Manchas nas cores azul e amarelo surgiram na região de São Tomé de Peripe, subúrbio da zona oeste de Salvador (BA). Desde o aparecimento até o momento, um culpado ainda não foi encontrado, porém, segundo o ex-diretor do Instituto do Meio Ambiente e Recursos Hídricos da Bahia (Inema), Topázio Neto, a causa seria advinda de material antigo enterrado durante operação anterior da região, pela Usina Siderúrgica da Bahia – Usiba/Gerdau.
De acordo com apuração do BNews, o ex-diretor afirmou que as manchas são oriundas de operação anterior da Usiba/Gerdau, desenterradas pelo processo natural e de movimentação do solo. As declarações foram dadas pelas redes sociais do líder comunitário Lázaro Conceição, conhecido como Lazinho.
Atualmente, a área é comandada pela Intermarítima Portos e Logística. O local compõe o Terminal Marítimo de Granéis, e segue sobre investigação de órgãos ambientais. Segundo apurou o BNews, foi encontrado nitrato e cobre na região afetada. As autoridades ainda não chegaram a uma conclusão sobre a origem do material contaminado, e a área segue interditada parcialmente e sob monitoramento.
Responsabilidade e atuação do Ministério Público e da PF
Segundo Neto, a definição da responsabilidade do caso depende da avaliação jurídica realizada em conjunto com o Ministério Público da Bahia (MP-BA). Conforme apurou o BNews, a Polícia Federal (PF) instaurou um inquérito em maio de 2026 para investigar o surgimento das manchas na área contaminada. A motivação para a atuação da PF no caso não foi divulgada.
Monitoramento do Inema
O monitoramento realizado pelo Inema detectou que os líquidos contaminantes confirmam a presença de nitrato e cobre, duas substâncias químicas que, em contato com humanos, podem causar doenças graves. Segundo o instituto, as manchas foram encontradas na faixa de areia localizada atrás das instalações da Intermarítima.

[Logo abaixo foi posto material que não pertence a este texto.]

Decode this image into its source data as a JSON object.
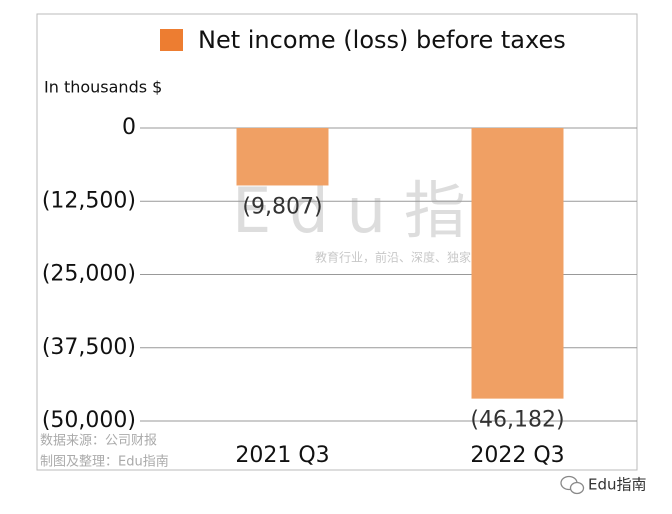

As avaliações técnicas realizadas em fevereiro apontaram que o material não é oriundo natural da área. Desta maneira, o acesso à orla foi restringido para banhistas, moradores e pescadores.
Impacto local
Segundo apurou O Brasilianista, cerca de 800 famílias seguem sem resposta definitiva para a causa e os responsáveis pela contaminação. O vazamento de líquido impactou diretamente pescadores, marisqueiros e moradores da região, que dependem do mar para a sobrevivência.
O MP-BA abriu tratativas para negociar a indenização aos cidadãos afetados pela contaminação. A Gerdau, abordada pelo MP, afirmou que recebeu uma proposta do órgão, e enviou uma contraproposta em 08 de maio de 2026. Apesar de não reconhecer responsabilidade, em nota, a companhia se colocou à disposição para auxiliar nas medidas de apoio à população afetada, conforme apurou O Brasilianista.
Gerdau não reconhece responsabilidade
Em nota, a Gerdau informou que não reconhece responsabilidade no caso, avaliando que nenhuma análise técnica foi conclusiva quanto as reais causas da contaminação. A antiga controladora do terminal vendeu a operação em 2022 para a Intermarítima, com a transferência autorizada pelos órgãos reguladores.
Segundo a empresa, a teoria de que o material seria derivado de passivos antigos é refutada pela presença de nitrogênio amonical nas amostras coletadas. Desta maneira, demonstrando que o contaminante é recente, pois, segundo apurou O Brasilianista, o pronunciamento da moderadora confirma que o composto é associado a fontes recentes de contaminação.